To the school is thus presented the opportunity to extend its influence over a portion of the community not hitherto reached. By appealing to the vocational motive, the school may provide that training in skill which the industries themselves no longer adequately provide, and it may at the same time continue the general education of the children on the academic side by quickening their intelligence and interest in the active life they are to enter.
Whatever may be the cause, the fact remains that large numbers of children leave school at various points in the course. The school can hardly be considered as doing its lull duty, as a social institution, unless it provides for each pupil, before he leaves school, that training which best fits him for the life he is to enter. The conditions and needs of the life he is to enter must be studied by the school, and a curriculum should be provided which does not assume that all pupils will take the complete course and go on through college, but which offers at various appropriate points finishing courses which prepare definitely for a life career.
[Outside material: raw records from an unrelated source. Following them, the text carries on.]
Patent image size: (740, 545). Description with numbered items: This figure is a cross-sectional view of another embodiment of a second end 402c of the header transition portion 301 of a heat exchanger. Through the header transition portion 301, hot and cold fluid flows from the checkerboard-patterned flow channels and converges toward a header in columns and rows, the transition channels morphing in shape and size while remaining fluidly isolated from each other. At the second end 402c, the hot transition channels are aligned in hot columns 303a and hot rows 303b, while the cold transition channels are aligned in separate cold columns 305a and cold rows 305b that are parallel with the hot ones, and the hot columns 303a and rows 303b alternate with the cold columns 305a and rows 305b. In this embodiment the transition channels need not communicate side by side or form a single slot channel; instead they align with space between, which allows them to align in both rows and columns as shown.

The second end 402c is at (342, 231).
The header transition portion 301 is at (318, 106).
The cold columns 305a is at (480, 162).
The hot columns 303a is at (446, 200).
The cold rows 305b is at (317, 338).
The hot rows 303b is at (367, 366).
It should be clear, from the statistics given, that the greatest need for such finishing courses, and for vocational courses to hold pupils in school, is in the intermediate grades, for the years twelve to sixteen. Technical education in the high school is, of course, important, but it does not reach the large number of children who never
(41) enter the high school, but who enter the industries under the handicap of an insufficient school training. It is much more important that all children should receive the equivalent of an eighth grade training than that a few more than at present should enter the high school.
Industrial training of an introductory or rudimentary kind should begin at the age of twelve or thirteen, in whatever grades the children of that age may be found, in order to reach them before they have an opportunity to leave school. Such industrial courses, from two to four years in length, should serve as finishing courses for those who must enter the industries at an early age. It is the distinctive opportunity of the high school, and therefore its duty, to take advantage of the superior academic attainments of its pupils by training mainly for positions above that of the actual mechanic, for the directive positions in the industries. Such technical courses in the high school, if they are true finishing courses preparing definitely for a life career after high school, should be of service in retaining in the high school many pupils who now leave before completing the course. On the lower academic levels the industrial courses should provide for the actual mechanic of the future the training in skill which is needed in the industries, and should give as much of the technical instruction in applied science, mathematics, knowledge of materials, etc., as the academic attainments of the pupils will permit. Such elementary courses should give that all-around training in skill which is not generally obtainable in the industries, and should endeavor to develop such a degree of industrial intelligence and adaptability as will make rapid advancement possible after work is begun.